Patty Sheehan learns from good, bad in career

June 20, 1991|By John W. Stewart | John W. Stewart,Sun Staff Correspondent

ROCKLAND,DEL. — ROCKLAND, Del. -- It has taken awhile, but Patty Sheehan has developed a philosophy that has seen her through good times and bad.

The good includes Player of the Year and scoring awards to go with 26 wins on the Ladies Professional Golf Association Tour.

The bad includes some disappointing tournament finishes, as well as having her San Francisco Bay area home destroyed by the 1989 earthquake.

"My philosophy is that everything happens for a purpose," Sheehan, the defending champion of the McDonald's Championship, said yesterday. "You are going to have ups and downs, but I try to remember only the good things. The down things make you come back stronger and better."

The McDonald's event, making its fifth successive appearance at the Du Pont Country Club this week, has provided Sheehan with memories from both sides.

"I had won this event when it was at White Manor [in Malvern, Pa.], but then it came over here and I missed the cut the first year," she said.

She chose not to dwell on her 1988 showing, when she led after each of the first two rounds, was in position to win on Sunday, then missed a chance at a playoff when she could not drop a three-foot putt on the final green.

"The thing I remember most about last year is that coming down the 16th fairway on Sunday, a guy yelled out from the gallery that Ayako [Okamoto] had double-bogeyed the 16th in front of me. That helped me to relax, although it didn't change the way I played the final holes.
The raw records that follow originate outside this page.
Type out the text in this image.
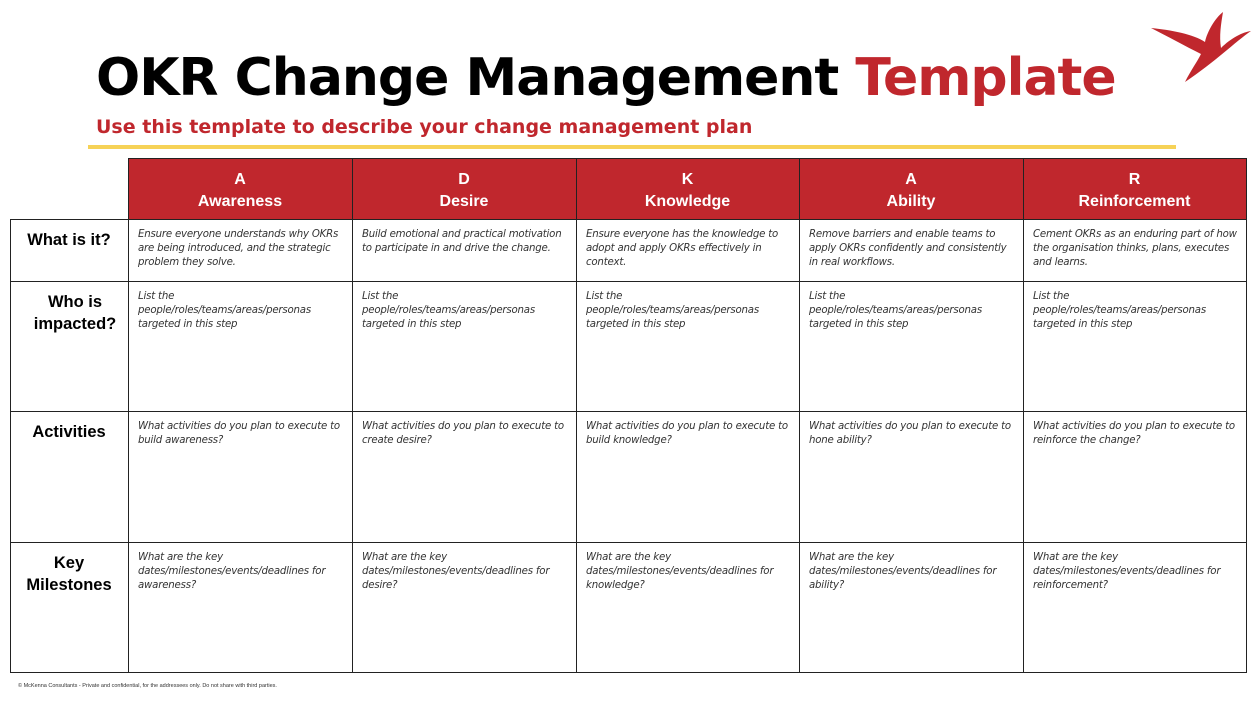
OKR Change Management Template
Use this template to describe your change management plan
A
Awareness
D
Desire
K
Knowledge
A
Ability
R
Reinforcement
What is it?	Ensure everyone understands why OKRs are being introduced, and the strategic problem they solve.
Build emotional and practical motivation to participate in and drive the change.
Ensure everyone has the knowledge to adopt and apply OKRs effectively in context.
Remove barriers and enable teams to apply OKRs confidently and consistently in real workflows.
Cement OKRs as an enduring part of how the organisation thinks, plans, executes and learns.
Who is impacted?
List the people/roles/teams/areas/personas targeted in this step
List the people/roles/teams/areas/personas targeted in this step
List the people/roles/teams/areas/personas targeted in this step
List the people/roles/teams/areas/personas targeted in this step
List the people/roles/teams/areas/personas targeted in this step
Activities	What activities do you plan to execute to build awareness?
What activities do you plan to execute to create desire?
What activities do you plan to execute to build knowledge?
What activities do you plan to execute to hone ability?
What activities do you plan to execute to reinforce the change?
Key Milestones
What are the key dates/milestones/events/deadlines for awareness?
What are the key dates/milestones/events/deadlines for desire?
What are the key dates/milestones/events/deadlines for knowledge?
What are the key dates/milestones/events/deadlines for ability?
What are the key dates/milestones/events/deadlines for reinforcement?
© McKenna Consultants - Private and confidential, for the addressees only. Do not share with third parties.
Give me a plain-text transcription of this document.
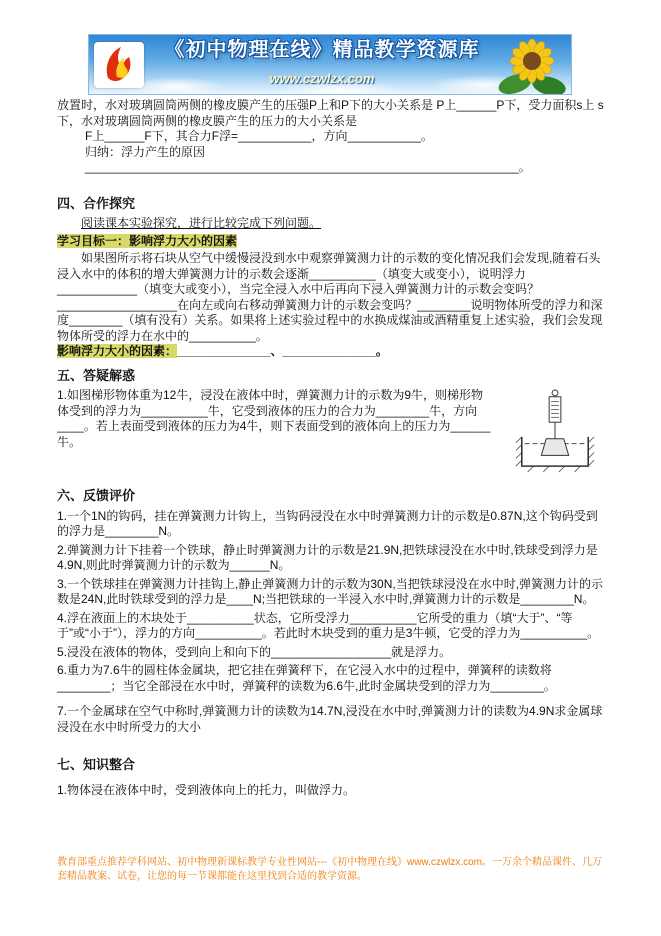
《初中物理在线》精品教学资源库
www.czwlzx.com

放置时，水对玻璃圆筒两侧的橡皮膜产生的压强P上和P下的大小关系是 P上______P下，受力面积s上 s下，水对玻璃圆筒两侧的橡皮膜产生的压力的大小关系是

F上______F下，其合力F浮=___________，方向___________。

归纳：浮力产生的原因_________________________________________________________________。

四、合作探究

阅读课本实验探究，进行比较完成下列问题。

学习目标一：影响浮力大小的因素

如果图所示将石块从空气中缓慢浸没到水中观察弹簧测力计的示数的变化情况我们会发现,随着石头浸入水中的体积的增大弹簧测力计的示数会逐渐__________（填变大或变小），说明浮力____________（填变大或变小），当完全浸入水中后再向下浸入弹簧测力计的示数会变吗？__________________在向左或向右移动弹簧测力计的示数会变吗？________说明物体所受的浮力和深度________（填有没有）关系。如果将上述实验过程中的水换成煤油或酒精重复上述实验，我们会发现物体所受的浮力在水中的__________。

影响浮力大小的因素：______________、______________。

五、答疑解惑

1.如图梯形物体重为12牛，浸没在液体中时，弹簧测力计的示数为9牛，则梯形物体受到的浮力为__________牛，它受到液体的压力的合力为________牛，方向____。若上表面受到液体的压力为4牛，则下表面受到的液体向上的压力为______牛。

六、反馈评价

1.一个1N的钩码，挂在弹簧测力计钩上，当钩码浸没在水中时弹簧测力计的示数是0.87N,这个钩码受到的浮力是________N。

2.弹簧测力计下挂着一个铁球，静止时弹簧测力计的示数是21.9N,把铁球浸没在水中时,铁球受到浮力是4.9N,则此时弹簧测力计的示数为______N。

3.一个铁球挂在弹簧测力计挂钩上,静止弹簧测力计的示数为30N,当把铁球浸没在水中时,弹簧测力计的示数是24N,此时铁球受到的浮力是____N;当把铁球的一半浸入水中时,弹簧测力计的示数是________N。

4.浮在液面上的木块处于__________状态，它所受浮力__________它所受的重力（填“大于”、“等于”或“小于”），浮力的方向__________。若此时木块受到的重力是3牛顿，它受的浮力为__________。

5.浸没在液体的物体，受到向上和向下的__________________就是浮力。

6.重力为7.6牛的圆柱体金属块，把它挂在弹簧秤下，在它浸入水中的过程中，弹簧秤的读数将________；当它全部浸在水中时，弹簧秤的读数为6.6牛,此时金属块受到的浮力为________。

7.一个金属球在空气中称时,弹簧测力计的读数为14.7N,浸没在水中时,弹簧测力计的读数为4.9N求金属球浸没在水中时所受力的大小

七、知识整合

1.物体浸在液体中时，受到液体向上的托力，叫做浮力。

教育部重点推荐学科网站、初中物理新课标教学专业性网站---《初中物理在线》www.czwlzx.com。一万余个精品课件、几万套精品教案、试卷，让您的每一节课都能在这里找到合适的教学资源。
That sticks in my memory."

Okamoto had tied for the lead halfway through the final round, but Sheehan responded with two birdies and when Okamoto faded, Sheehan wound up with a four-stroke triumph.

Over the years, Sheehan, 34, and in her 12th tour season, has been among the annual leaders in rounds in the 60s, top 10 finishes and scoring average.

This year is no exception. She is first in top 10 finishes, scoring average and the Player of the Year standings. She is second to Pat Bradley on the money list, $266,886 to $301,643.

The McDonald's field, which begins play this morning, has this year's top 19 money-winners and 33 of the first 35.

Five players in the field are within range of meeting the LPGA's stringent Hall of Fame requirements (30 victories, including two different majors).

Amy Alcott, who needs one victory, was close, with a tie for second two weeks ago at the Atlantic City Classic, and heads the group that also has Sheehan, Pat Bradley (27 wins), Beth Daniel (26 wins) and Betsy King (24 wins).

All five also will be at the LPGA Championship at Bethesda CC next week.

NOTES: Baltimorean Tina Barrett, in a threesome with Ok-Hee Ku and Sandra Palmer, has tee times of noon today and 8:50 tomorrow morning. . . . The first time is 7:30 a.m., and the last, 1:40 p.m. . . . Sixteen players have won this year's 17 events (Jane Geddes has won twice), and all the winners are here but Chris Johnson (Ping/Welch's Championship in Tucson, Ariz.).